Here, by large I mean too large to fit in cache, while small will fit in cache.
At the moment, when the large array is read, it kicks the small array out of cache. However, I expect performance could be improved if the small array could be kept within cache the whole time. So, is there a way to read the large array but not store it in cache, and then read the small array (which would then be kept within cache, since nothing would be kicking it out)?
I've tried using madvise(), but that doesn't seem to help.
The recommended way to tell the processor to minimize displacement of other data in the cache would be to use the PREFETCHNTA instruction when reading the large array (but not when reading the small array).
This is most easily accessed using the "_mm_prefetch(*addr, option)" intrinsic (described in the compiler manuals in a section called "Cacheability Support Intrinsics") with the "_MM_HINT_NTA" option. You will want to set the address to be some distance ahead of the accesses that occur in the loop body. I would probably start with setting the address to something like 64 cache lines ahead of the current pointer, but experimentation will be necessary.

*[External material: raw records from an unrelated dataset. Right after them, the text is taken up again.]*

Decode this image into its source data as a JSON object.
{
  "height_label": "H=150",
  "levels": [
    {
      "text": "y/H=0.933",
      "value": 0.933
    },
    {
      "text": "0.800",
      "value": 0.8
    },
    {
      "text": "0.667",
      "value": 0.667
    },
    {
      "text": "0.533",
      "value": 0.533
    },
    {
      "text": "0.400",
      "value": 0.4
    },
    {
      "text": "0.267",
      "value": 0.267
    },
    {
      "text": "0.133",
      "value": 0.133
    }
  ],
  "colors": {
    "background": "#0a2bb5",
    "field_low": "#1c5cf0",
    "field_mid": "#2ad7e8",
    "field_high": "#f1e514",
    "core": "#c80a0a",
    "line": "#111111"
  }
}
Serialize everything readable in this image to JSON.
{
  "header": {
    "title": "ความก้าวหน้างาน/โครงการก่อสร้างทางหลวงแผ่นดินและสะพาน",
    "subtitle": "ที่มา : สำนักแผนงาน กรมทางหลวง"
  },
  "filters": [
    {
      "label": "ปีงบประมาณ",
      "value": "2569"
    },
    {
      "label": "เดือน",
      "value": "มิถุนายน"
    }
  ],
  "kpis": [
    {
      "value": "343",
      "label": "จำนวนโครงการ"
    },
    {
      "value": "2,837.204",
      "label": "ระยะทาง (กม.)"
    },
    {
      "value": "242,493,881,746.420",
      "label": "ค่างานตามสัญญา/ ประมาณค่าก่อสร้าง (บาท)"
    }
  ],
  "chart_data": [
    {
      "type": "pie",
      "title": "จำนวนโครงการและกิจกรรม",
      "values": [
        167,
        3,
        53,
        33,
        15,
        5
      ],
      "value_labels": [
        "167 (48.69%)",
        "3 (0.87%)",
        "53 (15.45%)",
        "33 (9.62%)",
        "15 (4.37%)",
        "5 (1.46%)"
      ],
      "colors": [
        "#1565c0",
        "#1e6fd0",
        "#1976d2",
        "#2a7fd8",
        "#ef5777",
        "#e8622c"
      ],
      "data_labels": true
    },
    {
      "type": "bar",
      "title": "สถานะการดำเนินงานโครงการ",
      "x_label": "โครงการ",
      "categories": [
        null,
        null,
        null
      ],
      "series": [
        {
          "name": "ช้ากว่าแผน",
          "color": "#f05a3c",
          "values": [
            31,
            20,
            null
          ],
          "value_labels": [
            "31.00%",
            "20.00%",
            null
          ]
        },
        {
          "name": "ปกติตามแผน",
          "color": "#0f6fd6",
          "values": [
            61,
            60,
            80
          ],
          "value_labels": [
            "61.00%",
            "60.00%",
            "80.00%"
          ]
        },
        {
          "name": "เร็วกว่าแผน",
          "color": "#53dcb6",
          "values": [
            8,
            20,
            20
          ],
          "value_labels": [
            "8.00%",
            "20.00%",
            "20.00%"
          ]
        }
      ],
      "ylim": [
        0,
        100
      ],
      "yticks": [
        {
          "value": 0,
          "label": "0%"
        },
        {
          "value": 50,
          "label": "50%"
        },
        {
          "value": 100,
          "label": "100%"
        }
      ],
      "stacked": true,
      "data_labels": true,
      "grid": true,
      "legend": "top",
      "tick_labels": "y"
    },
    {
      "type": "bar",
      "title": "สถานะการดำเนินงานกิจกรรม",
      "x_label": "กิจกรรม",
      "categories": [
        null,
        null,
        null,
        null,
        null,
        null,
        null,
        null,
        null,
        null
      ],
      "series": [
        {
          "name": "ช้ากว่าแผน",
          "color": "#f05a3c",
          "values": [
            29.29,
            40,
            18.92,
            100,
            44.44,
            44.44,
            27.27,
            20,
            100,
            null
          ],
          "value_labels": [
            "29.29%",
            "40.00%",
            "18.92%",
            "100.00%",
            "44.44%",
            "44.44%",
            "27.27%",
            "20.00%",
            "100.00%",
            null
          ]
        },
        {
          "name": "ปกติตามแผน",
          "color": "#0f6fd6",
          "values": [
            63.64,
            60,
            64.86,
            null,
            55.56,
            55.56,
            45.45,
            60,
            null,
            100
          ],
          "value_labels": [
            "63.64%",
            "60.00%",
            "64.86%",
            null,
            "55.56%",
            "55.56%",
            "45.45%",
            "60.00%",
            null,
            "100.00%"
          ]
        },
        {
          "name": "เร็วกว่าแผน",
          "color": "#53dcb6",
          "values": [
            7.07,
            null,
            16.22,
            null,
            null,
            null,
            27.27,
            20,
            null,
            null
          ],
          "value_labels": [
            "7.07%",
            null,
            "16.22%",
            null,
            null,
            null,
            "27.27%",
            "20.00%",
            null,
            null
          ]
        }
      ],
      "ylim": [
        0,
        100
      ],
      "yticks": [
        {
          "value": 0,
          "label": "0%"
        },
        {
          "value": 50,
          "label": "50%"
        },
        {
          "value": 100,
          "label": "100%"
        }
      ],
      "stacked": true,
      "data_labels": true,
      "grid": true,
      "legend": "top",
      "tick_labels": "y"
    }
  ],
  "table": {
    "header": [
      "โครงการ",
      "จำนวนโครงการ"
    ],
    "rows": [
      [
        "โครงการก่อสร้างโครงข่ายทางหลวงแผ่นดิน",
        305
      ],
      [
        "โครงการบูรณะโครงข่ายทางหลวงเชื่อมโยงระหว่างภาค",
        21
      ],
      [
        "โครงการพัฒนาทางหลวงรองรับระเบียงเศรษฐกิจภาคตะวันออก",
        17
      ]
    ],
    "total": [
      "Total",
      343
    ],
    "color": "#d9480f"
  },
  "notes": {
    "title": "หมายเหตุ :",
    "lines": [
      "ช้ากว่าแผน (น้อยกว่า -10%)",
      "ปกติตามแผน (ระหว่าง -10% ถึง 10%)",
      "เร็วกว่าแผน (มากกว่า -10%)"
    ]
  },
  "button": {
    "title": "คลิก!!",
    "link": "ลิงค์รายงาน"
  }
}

On systems with 512-bit SIMD support, you can use "#pragma prefetch arrayname:4" to automagically generate non-temporal prefetches (option "4" is for data that will not be re-used).
All of these are hints to the hardware, and are treated differently in different processor generations.
Note that if the execution time is limited by the time required to load the large array, then one would not expect the time required to re-load the small array to be a significant adder to the total time.